Cross-defaults triggered for Suntech’s bonds; suppliers and lenders start payment claims

  •   Suntech Power Holdings default on paying back its US$541 million convertible note on March 15, 2013 has triggered cross-defaults on other loans, according to the company.
    Suntech Power Holdings default on paying back its US$541 million convertible note on March 15, 2013 has triggered cross-defaults on other loans, according to the company.

Financials

Suntech Power Holdings default on paying back its US$541 million convertible note last week has triggered cross-defaults on other loans, according to the company.

Suntech also said in a statement, confirming its US$541 million convertible note default, that some of its suppliers and lenders have started claims for non-payment or non-performance.

Based on typical financial clauses, any default on a convertible note means that other notes holders can also claim early return of loans, though typically filing legal cases to recoup loans can not be instigated for 90 days after the first default date.

This means Suntech's other outstanding debts with the International Finance Corporation and Chinese domestic lenders are affected, although the company said in a statement that it was thus far “unaware of any legal proceedings” initiated by any other bond holders.

The company reiterated its forbearance agreement with 63% of bondholders but added that those holders would also cooperate with Suntech “in addressing certain legal proceedings that may be initiated against it”.

However, the first bond in default only requires 25% of the value to be held by other parties not signature to the forbearance agreement to start legal proceedings after the 90-day statutory waiting period.

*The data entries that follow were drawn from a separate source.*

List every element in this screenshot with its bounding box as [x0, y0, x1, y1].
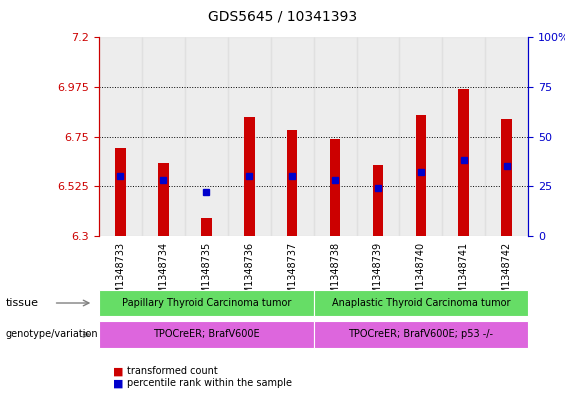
- Bar: [458, 89, 469, 236]
- Bar: [142, 37, 185, 236]
- Text: Papillary Thyroid Carcinoma tumor: Papillary Thyroid Carcinoma tumor: [121, 298, 291, 308]
- Bar: [501, 119, 512, 236]
- Text: tissue: tissue: [6, 298, 38, 308]
- Bar: [271, 37, 314, 236]
- Bar: [244, 117, 254, 236]
- Bar: [228, 37, 271, 236]
- Text: GDS5645 / 10341393: GDS5645 / 10341393: [208, 10, 357, 24]
- Bar: [99, 37, 142, 236]
- Text: transformed count: transformed count: [127, 366, 218, 376]
- Text: genotype/variation: genotype/variation: [6, 329, 98, 340]
- Bar: [286, 130, 297, 236]
- Text: TPOCreER; BrafV600E: TPOCreER; BrafV600E: [153, 329, 259, 340]
- Bar: [201, 218, 211, 236]
- Bar: [314, 37, 357, 236]
- Bar: [115, 148, 125, 236]
- Text: percentile rank within the sample: percentile rank within the sample: [127, 378, 292, 388]
- Text: ■: ■: [113, 366, 124, 376]
- Bar: [415, 114, 426, 236]
- Bar: [357, 37, 399, 236]
- Bar: [329, 139, 340, 236]
- Bar: [185, 37, 228, 236]
- Bar: [158, 163, 168, 236]
- Text: TPOCreER; BrafV600E; p53 -/-: TPOCreER; BrafV600E; p53 -/-: [349, 329, 493, 340]
- Text: ■: ■: [113, 378, 124, 388]
- Text: Anaplastic Thyroid Carcinoma tumor: Anaplastic Thyroid Carcinoma tumor: [332, 298, 510, 308]
- Bar: [485, 37, 528, 236]
- Bar: [372, 165, 383, 236]
- Bar: [399, 37, 442, 236]
- Bar: [442, 37, 485, 236]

Claims for payment by suppliers are a different matter, yet the confirmation that certain unidentified suppliers have not been paid in accordance with supply contracts highlights Suntech’s precarious cash position ahead of potential involuntary bankruptcy proceedings bondholders can initiate in the next two months.

David King, Suntech's CEO, said: "It is currently a very difficult time for our company and our industry, but the management and board of Suntech are committed to finding a way forward that will take into account the rights and interests of all of its constituents, including shareholders, noteholders, lenders, customers, suppliers and employees.

“We are currently exploring strategic alternatives with lenders and potential investors, which could help to set us on a path towards longer term success. We appreciate the support and understanding of our various stakeholders as we undertake efforts to implement these measures."

It was not made clear by the company who the “potential investors” may be. Speculation has been rife that the local government could bail out Suntech, yet despite claims a deal had already been done, this has not yet been confirmed.